The more this unravels, the more obvious it is that this was never a harmless friendship after all. Friends do mention their partners and families, rather than never mention their romantic relationships at all. It sounds like you have been using this friendship to prop up your marriage for the last 18 months. Beyond an initial enquiry about whether his wife would mind, (a question no doubt fuelled by your own situation, but not one that most "friends" would ask of one another) both your H and his wife have become faceless and invisible.
Reading between the lines, he has responded today with matched or even more extreme flirting. He was probably waiting for you to make a move so that he could pass the responsibility over to you, for changing the terms of your relationship.
What I am trying to get across to you is that by acceding to your H's unreasonable demands, you made a choice and if you are "rebelling" now, you are making a different choice, but the difference is that you are not being transparent about that new choice.
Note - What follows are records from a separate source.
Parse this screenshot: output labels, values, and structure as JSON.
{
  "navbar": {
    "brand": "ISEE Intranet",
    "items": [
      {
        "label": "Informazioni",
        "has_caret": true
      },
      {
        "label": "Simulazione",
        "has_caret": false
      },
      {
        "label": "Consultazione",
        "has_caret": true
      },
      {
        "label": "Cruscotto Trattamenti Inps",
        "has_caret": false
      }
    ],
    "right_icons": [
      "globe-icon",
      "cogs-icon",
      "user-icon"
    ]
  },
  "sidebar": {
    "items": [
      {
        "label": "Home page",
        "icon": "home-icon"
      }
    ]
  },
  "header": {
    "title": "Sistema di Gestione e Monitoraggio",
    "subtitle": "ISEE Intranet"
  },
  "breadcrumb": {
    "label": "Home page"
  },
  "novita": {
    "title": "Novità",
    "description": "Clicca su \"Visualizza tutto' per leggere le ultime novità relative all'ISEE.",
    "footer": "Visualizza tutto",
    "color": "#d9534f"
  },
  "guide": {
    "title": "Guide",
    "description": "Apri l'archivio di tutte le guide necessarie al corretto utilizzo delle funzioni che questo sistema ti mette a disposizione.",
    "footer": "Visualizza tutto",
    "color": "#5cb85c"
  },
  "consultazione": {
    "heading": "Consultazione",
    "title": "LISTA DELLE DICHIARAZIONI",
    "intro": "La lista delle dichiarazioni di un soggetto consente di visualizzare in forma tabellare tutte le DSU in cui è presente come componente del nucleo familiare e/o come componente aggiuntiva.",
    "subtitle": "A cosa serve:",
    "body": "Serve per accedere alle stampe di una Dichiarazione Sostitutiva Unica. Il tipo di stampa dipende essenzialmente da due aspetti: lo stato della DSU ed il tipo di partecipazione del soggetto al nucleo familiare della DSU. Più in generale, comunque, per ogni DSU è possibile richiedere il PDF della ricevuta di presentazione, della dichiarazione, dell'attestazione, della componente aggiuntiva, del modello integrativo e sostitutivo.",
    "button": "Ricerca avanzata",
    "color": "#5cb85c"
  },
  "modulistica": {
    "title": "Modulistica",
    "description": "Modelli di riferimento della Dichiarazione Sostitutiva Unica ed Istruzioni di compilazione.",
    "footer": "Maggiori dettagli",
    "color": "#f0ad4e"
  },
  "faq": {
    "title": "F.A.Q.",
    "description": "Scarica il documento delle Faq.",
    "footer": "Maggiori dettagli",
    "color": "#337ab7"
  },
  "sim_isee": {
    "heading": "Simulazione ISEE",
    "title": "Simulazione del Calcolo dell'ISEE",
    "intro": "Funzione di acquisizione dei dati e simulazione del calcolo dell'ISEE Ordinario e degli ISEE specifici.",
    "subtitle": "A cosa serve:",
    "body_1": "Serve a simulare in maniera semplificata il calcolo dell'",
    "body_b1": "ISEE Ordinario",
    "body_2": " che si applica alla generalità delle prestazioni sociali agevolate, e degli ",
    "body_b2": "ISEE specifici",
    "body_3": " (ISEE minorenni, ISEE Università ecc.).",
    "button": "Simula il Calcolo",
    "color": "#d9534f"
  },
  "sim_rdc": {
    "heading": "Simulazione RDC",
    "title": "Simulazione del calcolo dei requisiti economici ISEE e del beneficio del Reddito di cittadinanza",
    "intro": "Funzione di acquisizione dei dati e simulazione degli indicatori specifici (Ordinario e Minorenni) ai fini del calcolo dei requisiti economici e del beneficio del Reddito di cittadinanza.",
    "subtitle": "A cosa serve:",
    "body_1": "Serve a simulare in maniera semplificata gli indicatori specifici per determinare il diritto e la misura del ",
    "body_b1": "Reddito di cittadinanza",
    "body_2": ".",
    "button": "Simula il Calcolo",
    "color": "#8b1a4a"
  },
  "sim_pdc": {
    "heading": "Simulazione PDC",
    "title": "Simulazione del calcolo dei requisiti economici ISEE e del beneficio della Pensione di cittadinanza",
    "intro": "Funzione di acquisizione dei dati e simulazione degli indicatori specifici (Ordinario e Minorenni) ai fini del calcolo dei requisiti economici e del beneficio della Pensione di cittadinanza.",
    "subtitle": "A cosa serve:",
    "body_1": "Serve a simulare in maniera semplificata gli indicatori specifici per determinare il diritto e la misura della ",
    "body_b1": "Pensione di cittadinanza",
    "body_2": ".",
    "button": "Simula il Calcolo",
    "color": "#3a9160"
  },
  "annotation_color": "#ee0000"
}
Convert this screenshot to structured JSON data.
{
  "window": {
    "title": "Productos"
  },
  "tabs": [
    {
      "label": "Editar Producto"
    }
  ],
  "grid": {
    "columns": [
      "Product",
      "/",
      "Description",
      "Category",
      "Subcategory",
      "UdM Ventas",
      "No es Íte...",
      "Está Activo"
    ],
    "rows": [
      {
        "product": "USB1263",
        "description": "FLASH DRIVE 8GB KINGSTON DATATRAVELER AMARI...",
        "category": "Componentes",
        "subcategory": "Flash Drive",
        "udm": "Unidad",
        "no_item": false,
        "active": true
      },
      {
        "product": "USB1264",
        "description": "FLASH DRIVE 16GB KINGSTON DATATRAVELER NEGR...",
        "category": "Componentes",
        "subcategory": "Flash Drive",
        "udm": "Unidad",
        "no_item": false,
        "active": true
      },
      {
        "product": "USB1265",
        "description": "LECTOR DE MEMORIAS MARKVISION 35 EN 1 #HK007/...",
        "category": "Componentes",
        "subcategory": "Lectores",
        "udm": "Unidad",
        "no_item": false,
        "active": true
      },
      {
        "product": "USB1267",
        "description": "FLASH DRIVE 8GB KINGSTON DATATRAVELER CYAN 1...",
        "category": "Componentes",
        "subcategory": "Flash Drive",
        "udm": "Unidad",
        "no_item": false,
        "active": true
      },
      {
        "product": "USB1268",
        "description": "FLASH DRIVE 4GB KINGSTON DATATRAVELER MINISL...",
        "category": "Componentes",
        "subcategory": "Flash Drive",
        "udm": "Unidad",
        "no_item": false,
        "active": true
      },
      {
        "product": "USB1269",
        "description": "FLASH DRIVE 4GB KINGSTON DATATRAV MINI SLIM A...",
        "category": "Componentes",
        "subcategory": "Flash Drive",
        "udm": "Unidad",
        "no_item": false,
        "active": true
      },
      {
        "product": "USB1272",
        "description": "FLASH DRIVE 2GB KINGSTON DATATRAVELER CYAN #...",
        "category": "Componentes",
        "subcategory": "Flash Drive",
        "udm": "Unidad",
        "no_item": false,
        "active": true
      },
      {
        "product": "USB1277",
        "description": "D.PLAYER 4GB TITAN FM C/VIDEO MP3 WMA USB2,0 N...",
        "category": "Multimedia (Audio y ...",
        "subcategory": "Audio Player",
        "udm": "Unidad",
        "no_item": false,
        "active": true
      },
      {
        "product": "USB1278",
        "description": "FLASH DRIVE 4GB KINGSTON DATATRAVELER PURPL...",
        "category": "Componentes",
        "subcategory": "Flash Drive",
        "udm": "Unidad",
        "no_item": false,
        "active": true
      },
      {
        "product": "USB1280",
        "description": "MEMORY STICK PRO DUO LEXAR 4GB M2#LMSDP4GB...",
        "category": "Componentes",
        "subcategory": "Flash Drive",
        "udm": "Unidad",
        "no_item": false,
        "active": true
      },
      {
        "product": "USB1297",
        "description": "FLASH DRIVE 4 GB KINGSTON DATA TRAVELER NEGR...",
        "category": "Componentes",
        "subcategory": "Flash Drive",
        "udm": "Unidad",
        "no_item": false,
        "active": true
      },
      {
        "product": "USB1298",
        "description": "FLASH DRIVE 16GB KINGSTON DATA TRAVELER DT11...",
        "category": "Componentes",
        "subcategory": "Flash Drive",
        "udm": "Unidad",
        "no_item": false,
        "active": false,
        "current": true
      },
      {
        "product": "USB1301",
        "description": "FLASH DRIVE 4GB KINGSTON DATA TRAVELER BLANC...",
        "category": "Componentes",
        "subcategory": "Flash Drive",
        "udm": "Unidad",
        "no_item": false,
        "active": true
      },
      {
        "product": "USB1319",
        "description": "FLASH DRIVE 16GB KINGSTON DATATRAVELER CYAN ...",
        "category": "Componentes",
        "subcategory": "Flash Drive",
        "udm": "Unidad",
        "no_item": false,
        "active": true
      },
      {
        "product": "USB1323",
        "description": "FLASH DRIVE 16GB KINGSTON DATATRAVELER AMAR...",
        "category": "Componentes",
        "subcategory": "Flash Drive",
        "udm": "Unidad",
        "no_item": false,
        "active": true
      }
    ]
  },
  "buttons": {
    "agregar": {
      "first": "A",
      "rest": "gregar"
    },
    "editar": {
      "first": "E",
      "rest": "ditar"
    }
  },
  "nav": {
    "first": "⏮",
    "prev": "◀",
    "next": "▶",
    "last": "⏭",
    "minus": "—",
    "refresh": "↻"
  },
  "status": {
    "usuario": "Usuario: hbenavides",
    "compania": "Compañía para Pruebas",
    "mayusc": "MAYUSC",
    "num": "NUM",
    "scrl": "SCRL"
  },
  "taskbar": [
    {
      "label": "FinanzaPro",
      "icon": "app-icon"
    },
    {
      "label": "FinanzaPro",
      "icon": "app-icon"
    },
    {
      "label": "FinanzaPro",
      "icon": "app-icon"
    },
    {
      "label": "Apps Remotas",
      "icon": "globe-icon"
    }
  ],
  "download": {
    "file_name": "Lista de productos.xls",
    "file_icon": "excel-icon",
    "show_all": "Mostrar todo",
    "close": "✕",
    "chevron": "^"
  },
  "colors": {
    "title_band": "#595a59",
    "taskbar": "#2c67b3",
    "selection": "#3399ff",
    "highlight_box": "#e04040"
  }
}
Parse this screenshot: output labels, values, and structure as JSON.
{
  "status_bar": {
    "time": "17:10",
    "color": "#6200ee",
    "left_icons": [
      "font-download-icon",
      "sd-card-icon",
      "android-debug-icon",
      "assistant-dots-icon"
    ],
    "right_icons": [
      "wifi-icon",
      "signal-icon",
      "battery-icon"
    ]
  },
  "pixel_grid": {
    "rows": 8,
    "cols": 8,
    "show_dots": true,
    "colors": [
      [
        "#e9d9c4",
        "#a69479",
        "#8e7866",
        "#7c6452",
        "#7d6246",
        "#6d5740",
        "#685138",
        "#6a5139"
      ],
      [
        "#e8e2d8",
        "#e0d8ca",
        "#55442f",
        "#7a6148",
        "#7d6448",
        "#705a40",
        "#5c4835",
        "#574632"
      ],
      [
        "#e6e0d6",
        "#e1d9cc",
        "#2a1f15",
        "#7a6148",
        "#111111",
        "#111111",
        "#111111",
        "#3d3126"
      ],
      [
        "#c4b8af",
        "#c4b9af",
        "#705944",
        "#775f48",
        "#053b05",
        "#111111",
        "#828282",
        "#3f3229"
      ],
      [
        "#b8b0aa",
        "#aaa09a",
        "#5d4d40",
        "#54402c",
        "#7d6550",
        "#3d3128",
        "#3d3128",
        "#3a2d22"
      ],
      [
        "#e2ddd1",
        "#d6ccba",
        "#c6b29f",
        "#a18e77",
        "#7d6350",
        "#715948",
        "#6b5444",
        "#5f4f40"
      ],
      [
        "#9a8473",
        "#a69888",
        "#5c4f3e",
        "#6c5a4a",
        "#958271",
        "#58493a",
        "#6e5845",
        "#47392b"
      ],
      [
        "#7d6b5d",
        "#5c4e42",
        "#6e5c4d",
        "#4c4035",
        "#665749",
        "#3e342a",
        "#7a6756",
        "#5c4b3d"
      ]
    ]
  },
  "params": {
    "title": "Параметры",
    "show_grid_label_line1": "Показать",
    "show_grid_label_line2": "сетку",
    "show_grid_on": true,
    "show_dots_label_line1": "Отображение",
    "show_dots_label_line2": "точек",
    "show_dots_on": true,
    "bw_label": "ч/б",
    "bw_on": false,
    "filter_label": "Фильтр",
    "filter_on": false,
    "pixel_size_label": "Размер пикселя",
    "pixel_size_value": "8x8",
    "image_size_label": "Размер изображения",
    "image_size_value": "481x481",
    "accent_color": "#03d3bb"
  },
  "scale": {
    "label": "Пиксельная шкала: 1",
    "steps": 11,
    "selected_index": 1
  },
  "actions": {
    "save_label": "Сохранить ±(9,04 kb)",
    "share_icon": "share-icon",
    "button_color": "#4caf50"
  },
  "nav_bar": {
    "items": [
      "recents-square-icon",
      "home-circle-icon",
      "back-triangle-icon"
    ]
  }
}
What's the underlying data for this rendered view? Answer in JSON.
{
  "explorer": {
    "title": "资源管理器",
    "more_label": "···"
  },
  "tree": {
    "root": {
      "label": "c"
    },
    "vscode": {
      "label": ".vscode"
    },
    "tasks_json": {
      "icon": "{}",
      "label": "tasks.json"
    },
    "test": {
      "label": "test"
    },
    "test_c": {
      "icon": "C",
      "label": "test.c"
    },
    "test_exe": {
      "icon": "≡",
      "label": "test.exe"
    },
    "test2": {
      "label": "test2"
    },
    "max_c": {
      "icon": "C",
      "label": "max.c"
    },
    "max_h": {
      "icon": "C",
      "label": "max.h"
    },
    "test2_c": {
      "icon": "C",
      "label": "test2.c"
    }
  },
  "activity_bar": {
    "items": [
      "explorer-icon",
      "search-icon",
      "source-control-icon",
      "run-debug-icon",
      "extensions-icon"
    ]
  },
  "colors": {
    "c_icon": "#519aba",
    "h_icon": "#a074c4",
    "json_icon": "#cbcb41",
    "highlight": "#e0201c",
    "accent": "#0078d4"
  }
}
This is why secret friendships are controlling, except the deceived parties have no idea they are being controlled.
Your language is interesting too. You speak of rebelling and you ask us if you "have to lose" your friendship? This is the language of a child rebelling against a controlling parent.
What I am also trying to get across is that you have choices and decisions to make about your marriage, but express them openly and honestly, not covertly. And as soon as this friendship became a scret, you crossed a line. Whether your friend told his wife about it or not is a moot point, but assuming he did, that friendship has now crossed the line for him too.
If you are a good friend to him, you will not want to cause problems in his marriage, because no doubt his wife would be horribly hurt if she knew that the two of you have been flirting. Take responsibility for your own choices and don't intrude on someone else's relationship to prop up yours.